O objectivo essencial desse Decreto-Lei era o de permitir a uma série de pessoas que, tendo dificuldades financeiras, e sendo obrigadas a ter conta bancária, pudessem ter acesso a essa conta, a esses serviços mínimos bancários, sem que tivessem de despender qualquer verba por esse motivo.
O que acontece é que, mais de 10 anos passados, a avaliação que é feita aponta para dois problemas essenciais: um, é o de que o sistema não funciona tão bem como era desejável e, outro, e mais grave, é que aderiu a este sistema muito menos pessoas do que aquelas que precisavam de aderir e que estavam identificadas como tal aquando da aprovação do Decreto-Lei.
Portanto, o que é essencial neste momento é permitir que a informação sobre o acesso a serviços mínimos bancários seja uma informação suficientemente eficaz para que quem esteja dentro dos requisitos para aderir a estes serviços saiba disso e facilmente possa a eles aderir.

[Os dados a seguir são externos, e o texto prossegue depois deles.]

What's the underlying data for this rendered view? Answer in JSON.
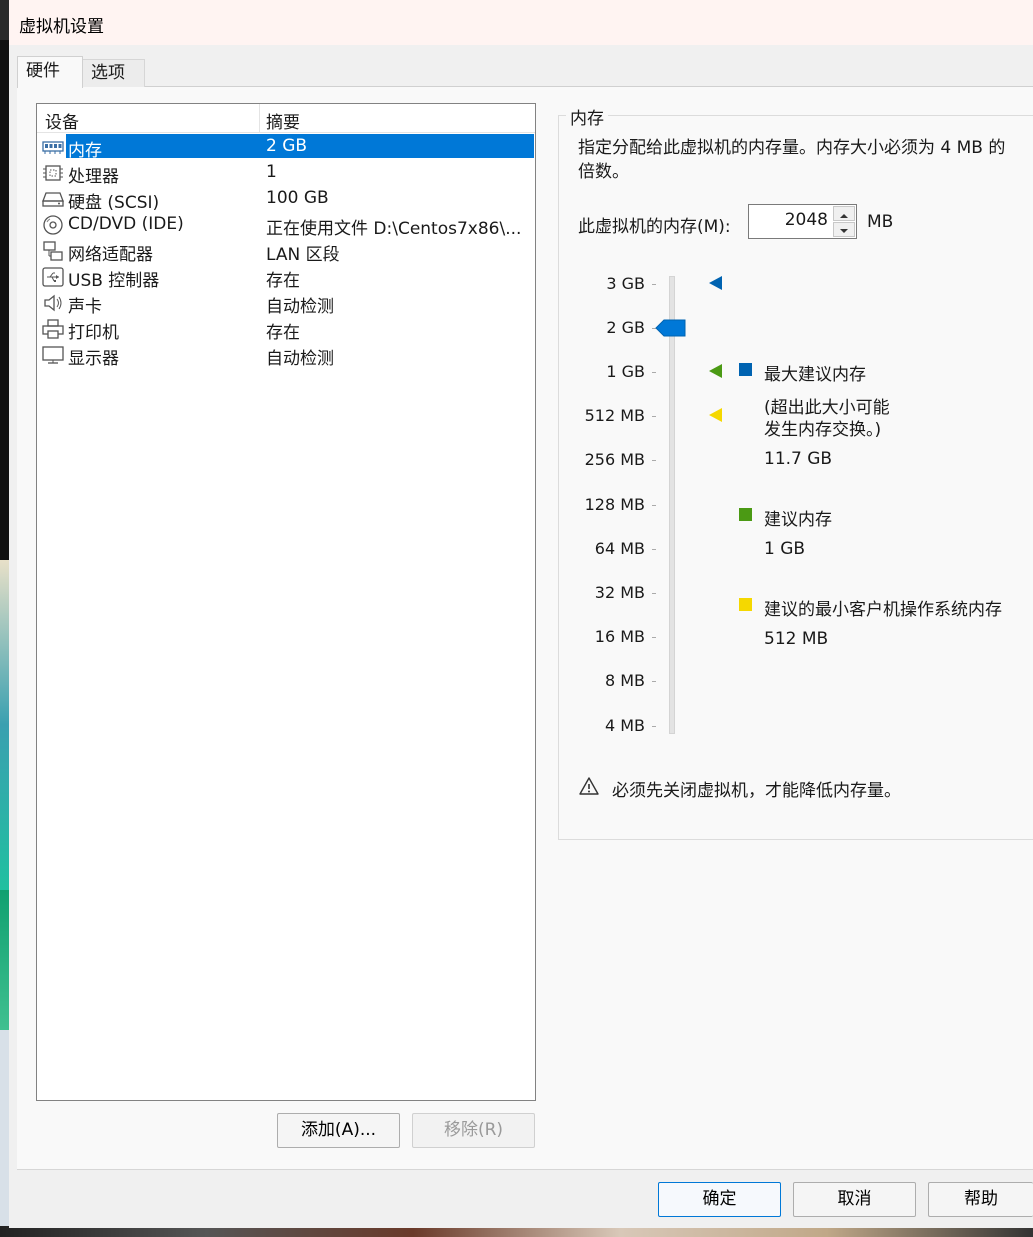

Onde é que está o grande grupo que carece deste tipo de serviços? O nosso entendimento, bem como é entendimento geral, é o de que os pensionistas são um grupo essencial, por várias razões: porque as pensões são, na maioria dos casos, baixas e geram essa necessidade de não haver mais um custo com serviços mínimos bancários. Mas ao factor financeiro acresce o facto de muitas destas pessoas nunca terem tido uma conta bancária e de serem obrigadas agora a tê-la para poderem receber a sua pensão. É, pois, fundamental que estas pessoas saibam que podem aderir a este sistema e em que termos é que o podem fazer.
É por isso que o projecto de lei do CDS, em primeiro lugar, apresenta como objectivo que seja a própria segurança social, na informação que presta aos beneficiários, que informe da possibilidade de estes aderirem aos serviços mínimos bancários.
Por outro lado, também é importante responsabilizar as entidades bancárias e serem elas próprias, quando comunicam com os seus clientes, através, por exemplo, do envio dos extractos de conta, a darem a conhecer a existência dos serviços mínimos bancários e em que termos é que cada cliente pode a eles aderir para que quem tenha feito uma contratação com um determinado banco em situação diversa e reúna os requisitos para o fazer no quadro dos serviços mínimos bancários o possa fazer nesse âmbito.
Por último, o projecto de lei do CDS tem outro objectivo, que é o de atribuir ao Banco de Portugal a responsabilidade de fazer o acompanhamento da execução desta norma legal e de avaliar, por um lado, se as instituições bancárias prestam a informação que por lei são obrigadas a prestar e, por outro, se aplicam convenientemente os requisitos dos serviços mínimos bancários e que emita um relatório que informe do cumprimento da lei.
Ou seja, a segurança social deve informar quem pode aderir a estes serviços, os bancos devem prestar essa informação a todos os clientes e o Banco de Portugal deve fiscalizar e emitir um relatório.
Parece-nos que, com base nestes três pontos, poderemos conseguir o objectivo que não se conseguiu durante estes 10 anos de aplicação do Decreto-lei n.º 27-C/2000, de 10 de Março.

O Sr. Pedro Mota Soares (CDS-PP): — Exactamente!